At times, the exhibition can feel slightly disjointed and draining. The gallery spaces, some nearly pitch black, are disorienting, and many of the objects on display are closer to scientific specimens than works of art. This is an exhibition that requires focus and introspection, more of a full-body experience than a passive viewing. It is, quite refreshingly, not Instagram eye candy. For Saraceno, this is the point. Because how can we rethink our relationship to the earth with our faces in our phones?

Tomás Saraceno, ‘How to entangle the universe in a spider/web?’, 2020. Laser, spider silk, carbon fiber. Window: approx. 14 x 2.5 feet; three webs: approx. 167.5 cm 47.8 x 41.3 x 70 inches, 160
cm 39.3 x 39.3 x 63 inches, 31.9 x 27.5 x 45.3 inches. Photo: Nicholas Knight. Courtesy the artist and Aerocene Foundation; Andersen’s, Copenhagen; Ruth Benzacar, Buenos Aires; Tanya Bonakdar Gallery, New York/Los Angeles; Pinksummer Contemporary Art, Genoa; and Neugerriemschneider, Berlin. Photo courtesy The Shed.

As a venue, The Shed is uniquely suited to an installation of this magnitude. Free the Air stretches 95 feet in diameter and is held in The McCourt, a vast space that is formed when the building’s movable outer shell extends across the adjacent plaza. The exhibit as a whole is spread across nearly 25,000 square feet. The sheer scale alone is impressive, not to mention the experience itself. It’s an exhibit that shows what The Shed does better than any other venue in the city: the innovative and unexpected.
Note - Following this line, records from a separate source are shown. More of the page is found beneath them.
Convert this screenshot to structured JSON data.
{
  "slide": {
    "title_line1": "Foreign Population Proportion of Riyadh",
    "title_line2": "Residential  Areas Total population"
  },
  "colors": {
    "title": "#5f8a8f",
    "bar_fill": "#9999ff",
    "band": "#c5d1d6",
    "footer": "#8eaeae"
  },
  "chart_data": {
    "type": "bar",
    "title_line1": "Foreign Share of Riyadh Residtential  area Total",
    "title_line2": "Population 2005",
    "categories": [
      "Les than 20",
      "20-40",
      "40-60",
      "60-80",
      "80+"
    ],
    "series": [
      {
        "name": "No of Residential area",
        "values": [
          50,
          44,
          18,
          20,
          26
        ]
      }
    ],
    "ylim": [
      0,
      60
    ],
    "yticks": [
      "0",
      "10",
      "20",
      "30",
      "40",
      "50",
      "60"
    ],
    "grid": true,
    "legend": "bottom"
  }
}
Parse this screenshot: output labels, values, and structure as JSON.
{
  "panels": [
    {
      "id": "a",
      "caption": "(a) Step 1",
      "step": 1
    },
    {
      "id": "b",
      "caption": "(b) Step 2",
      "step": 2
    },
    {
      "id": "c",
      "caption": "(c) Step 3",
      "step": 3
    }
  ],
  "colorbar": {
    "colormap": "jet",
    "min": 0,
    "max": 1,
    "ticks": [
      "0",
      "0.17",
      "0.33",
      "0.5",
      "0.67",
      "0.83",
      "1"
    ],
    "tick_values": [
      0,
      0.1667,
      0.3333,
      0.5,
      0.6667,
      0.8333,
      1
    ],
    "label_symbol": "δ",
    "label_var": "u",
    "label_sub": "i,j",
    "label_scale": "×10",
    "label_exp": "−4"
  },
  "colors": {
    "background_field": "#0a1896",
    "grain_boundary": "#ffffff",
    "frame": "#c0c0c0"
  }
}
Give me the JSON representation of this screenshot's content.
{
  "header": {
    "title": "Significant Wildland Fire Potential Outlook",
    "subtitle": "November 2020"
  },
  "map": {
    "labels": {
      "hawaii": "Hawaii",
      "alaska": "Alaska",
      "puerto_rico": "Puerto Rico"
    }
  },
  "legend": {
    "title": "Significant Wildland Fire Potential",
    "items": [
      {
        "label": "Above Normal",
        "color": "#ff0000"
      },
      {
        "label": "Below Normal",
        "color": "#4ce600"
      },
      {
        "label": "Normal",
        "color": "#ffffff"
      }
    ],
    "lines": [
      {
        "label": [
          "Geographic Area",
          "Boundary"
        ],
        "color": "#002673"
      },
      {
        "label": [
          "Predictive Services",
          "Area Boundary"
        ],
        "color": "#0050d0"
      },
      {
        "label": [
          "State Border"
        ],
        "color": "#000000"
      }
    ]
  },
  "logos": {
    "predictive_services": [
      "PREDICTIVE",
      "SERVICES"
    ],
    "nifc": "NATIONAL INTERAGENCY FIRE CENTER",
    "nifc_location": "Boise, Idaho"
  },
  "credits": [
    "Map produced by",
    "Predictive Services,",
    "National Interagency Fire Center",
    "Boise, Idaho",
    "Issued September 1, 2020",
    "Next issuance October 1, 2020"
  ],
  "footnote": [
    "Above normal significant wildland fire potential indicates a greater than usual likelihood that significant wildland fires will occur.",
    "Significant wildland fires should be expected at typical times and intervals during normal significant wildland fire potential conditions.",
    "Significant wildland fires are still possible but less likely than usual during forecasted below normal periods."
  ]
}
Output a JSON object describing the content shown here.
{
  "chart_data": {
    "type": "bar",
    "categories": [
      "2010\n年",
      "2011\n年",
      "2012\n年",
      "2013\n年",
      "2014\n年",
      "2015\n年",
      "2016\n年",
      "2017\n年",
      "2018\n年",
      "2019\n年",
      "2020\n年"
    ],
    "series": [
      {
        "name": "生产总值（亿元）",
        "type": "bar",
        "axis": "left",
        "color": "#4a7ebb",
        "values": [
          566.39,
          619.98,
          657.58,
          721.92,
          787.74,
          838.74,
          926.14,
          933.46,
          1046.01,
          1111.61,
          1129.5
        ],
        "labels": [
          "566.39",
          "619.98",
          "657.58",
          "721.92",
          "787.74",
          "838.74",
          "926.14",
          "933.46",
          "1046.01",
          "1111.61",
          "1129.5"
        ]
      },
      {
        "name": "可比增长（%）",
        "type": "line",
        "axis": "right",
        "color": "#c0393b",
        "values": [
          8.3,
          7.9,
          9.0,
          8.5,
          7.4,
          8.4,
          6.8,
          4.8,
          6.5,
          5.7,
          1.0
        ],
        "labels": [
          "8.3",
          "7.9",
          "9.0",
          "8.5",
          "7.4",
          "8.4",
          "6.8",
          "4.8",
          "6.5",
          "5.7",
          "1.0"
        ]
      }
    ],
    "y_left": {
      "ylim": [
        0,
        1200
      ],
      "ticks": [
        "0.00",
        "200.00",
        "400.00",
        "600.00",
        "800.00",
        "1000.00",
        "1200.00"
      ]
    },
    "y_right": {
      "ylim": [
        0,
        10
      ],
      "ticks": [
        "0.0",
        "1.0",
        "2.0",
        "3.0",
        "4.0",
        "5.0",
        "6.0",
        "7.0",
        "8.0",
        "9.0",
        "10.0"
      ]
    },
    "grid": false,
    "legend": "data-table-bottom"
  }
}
It is also an exhibit that calls into question what art is. Saraceno is using plastic bags and spider webs in a survey for a major New York City cultural institution (Duchamp would be proud). If you deliberately light and display a spider web, it is elevated into something of beauty, no longer a nuisance dwelling in the corners of our homes. How many of us will think twice about swatting spiders or sweeping webs away after a visit to The Shed?

The coalescence of these small adjustments in thought is what instills Saraceno’s work with a sense of hope. If plastic bags – a longtime centerpiece of the environmental discussion and a vehicle of capitalistic branding – can be transformed, if spider webs can become art, if we can rethink – even in small ways – our approach to our environments, perhaps there is hope for the future after all.

“Particular Matter(s)” is on view at The Shed through April 17.